A. Mbaye
11 Décembre 2003
Sur les 172 personnes concernées, seules 84 ont pu récupérer leur chèque hier au Bloc des Madeleines. Rançon des nombreux couacs organisationnels venus compliquer l'épineux dossier du Joola.
Ils étaient convoqués à grand renfort de publicité pour se présenter hier à 8 h au Bloc des Madeleines pour recevoir, des mains de l'agent judiciaire de l'Etat, la somme de 5 millions de francs à titre d'avance sur les 10 millions prévus pour réparer le préjudice subi, dans la nuit du 26 au 27 septembre 2002, jour la tragédie du naufrage du Joola. Mais, manifestement, l'information n'est pas bien passée. De l'aveu même de l'agent judiciaire de l'Etat Birame Dieng, il y eu des absents et des retardataires.
En fait, le problème est bien plus complexe que cela. D'abord, tout le monde n'était pas censé être au courant. Et quand bien même on est assez matinal pour être en place à 7 h dans l'enceinte du Bloc des Madeleines, à défaut d'orientation, il faut arpenter les couloirs de ce labyrinthe qu'est le temple de Thémis. Telle cette dame qui s'est hasardeusement retrouvée au secrétariat du parquet pour demander où se déroule l'audience d'indemnisation. Et quand on a la chance de trouver la bonne direction, on est loin d'être au bout de ses peines. Il faut attendre que la salle où se tiennent les affaires civiles ordinaires soient libérées par les avocats, leurs clients et... le juge.

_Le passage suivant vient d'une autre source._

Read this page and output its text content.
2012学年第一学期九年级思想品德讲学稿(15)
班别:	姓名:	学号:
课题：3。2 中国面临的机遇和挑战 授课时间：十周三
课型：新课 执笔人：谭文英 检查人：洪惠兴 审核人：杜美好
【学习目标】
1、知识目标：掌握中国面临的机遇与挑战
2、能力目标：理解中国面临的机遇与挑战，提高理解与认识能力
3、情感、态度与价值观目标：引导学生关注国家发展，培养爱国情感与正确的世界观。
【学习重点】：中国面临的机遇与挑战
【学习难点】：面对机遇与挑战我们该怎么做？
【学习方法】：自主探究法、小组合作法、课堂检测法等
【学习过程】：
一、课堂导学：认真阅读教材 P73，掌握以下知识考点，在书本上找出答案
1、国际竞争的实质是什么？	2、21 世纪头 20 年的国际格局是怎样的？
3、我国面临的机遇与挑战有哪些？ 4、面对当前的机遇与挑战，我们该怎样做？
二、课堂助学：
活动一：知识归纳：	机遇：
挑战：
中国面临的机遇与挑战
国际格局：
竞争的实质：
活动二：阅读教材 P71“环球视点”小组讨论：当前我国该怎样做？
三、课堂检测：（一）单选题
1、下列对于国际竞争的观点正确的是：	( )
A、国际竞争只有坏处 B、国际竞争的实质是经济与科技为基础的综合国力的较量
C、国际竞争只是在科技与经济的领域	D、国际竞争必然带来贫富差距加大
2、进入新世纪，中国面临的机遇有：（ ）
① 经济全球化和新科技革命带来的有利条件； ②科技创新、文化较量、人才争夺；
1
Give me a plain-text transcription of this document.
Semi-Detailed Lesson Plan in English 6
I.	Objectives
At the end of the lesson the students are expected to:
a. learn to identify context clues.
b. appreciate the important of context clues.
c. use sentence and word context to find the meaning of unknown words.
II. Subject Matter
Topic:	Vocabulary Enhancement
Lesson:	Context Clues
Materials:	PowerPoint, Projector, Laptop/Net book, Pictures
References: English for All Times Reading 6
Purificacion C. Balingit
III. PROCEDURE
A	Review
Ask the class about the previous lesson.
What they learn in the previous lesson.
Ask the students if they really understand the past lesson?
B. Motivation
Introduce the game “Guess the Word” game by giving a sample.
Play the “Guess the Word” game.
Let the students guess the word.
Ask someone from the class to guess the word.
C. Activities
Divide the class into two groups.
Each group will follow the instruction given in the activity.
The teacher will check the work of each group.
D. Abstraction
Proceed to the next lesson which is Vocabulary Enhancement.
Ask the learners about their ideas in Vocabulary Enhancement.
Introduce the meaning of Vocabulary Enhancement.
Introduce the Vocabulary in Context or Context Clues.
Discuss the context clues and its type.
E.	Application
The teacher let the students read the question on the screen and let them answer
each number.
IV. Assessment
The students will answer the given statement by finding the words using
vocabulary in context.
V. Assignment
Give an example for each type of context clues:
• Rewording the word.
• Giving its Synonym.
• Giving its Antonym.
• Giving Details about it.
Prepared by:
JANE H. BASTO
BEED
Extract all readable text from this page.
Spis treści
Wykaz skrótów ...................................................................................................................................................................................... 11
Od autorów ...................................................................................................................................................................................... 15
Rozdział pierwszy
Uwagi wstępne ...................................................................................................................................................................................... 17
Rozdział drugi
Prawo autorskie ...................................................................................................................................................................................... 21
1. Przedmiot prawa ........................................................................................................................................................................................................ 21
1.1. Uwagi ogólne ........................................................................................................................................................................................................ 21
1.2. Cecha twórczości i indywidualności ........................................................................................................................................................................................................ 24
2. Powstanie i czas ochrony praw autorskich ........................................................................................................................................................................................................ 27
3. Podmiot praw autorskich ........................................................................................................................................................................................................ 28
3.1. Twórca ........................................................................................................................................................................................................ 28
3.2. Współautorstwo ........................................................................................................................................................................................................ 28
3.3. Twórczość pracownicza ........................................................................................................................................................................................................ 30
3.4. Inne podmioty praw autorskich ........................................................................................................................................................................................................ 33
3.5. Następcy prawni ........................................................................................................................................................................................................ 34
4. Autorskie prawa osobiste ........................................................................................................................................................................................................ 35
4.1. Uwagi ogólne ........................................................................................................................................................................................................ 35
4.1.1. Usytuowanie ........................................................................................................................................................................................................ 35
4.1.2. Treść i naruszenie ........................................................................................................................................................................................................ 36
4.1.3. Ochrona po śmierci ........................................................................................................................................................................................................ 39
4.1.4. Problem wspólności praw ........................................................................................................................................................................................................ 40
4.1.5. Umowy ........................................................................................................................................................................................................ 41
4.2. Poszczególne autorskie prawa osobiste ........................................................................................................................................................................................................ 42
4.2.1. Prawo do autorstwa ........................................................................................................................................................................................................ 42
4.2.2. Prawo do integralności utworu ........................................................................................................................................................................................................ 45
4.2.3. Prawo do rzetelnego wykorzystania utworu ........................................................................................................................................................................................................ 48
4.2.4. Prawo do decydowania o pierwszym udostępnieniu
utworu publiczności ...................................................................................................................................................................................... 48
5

Ce sont, en effet, des dizaines d'hommes et de femmes venus des différentes régions du pays, notamment de Ziguinchor, de Thiès, de Saint-Louis et de Dakar qui ont été ainsi contraints à faire le pied de grue, assis à même le sol, pour attendre que les services de l'agence judiciaire puissent coordonner avec le juge Souleymane Kane. Pour une audience de remise de chèques prévue à 8 h, elle ne devra démarrer qu'aux environs de 12 h. En attendant, ce sont les complaintes et autres grincements de dents. Et ce monsieur, préférant garder l'anonymat, de pester : "Le tribunal ne nous respecte pas ; on est là, on attend." Un autre membre de l'Association des familles des victimes de raconter son chemin de croix : convoqué à Ziguinchor, dit-il, il s'est rendu à la préfecture de la région Sud, avant d'être rabattu à la gouvernance où, lâche-t-il dépité, on lui signifie que l'agent judiciaire vient de rentrer. Pas de chèque en main et cap donc sur Dakar. Voilà ce qui semble illustrer en tout cas le sentiment de leur porte-parole Boubacar Bâ, selon qui "il existe des mystères autour des deux comptes ouverts".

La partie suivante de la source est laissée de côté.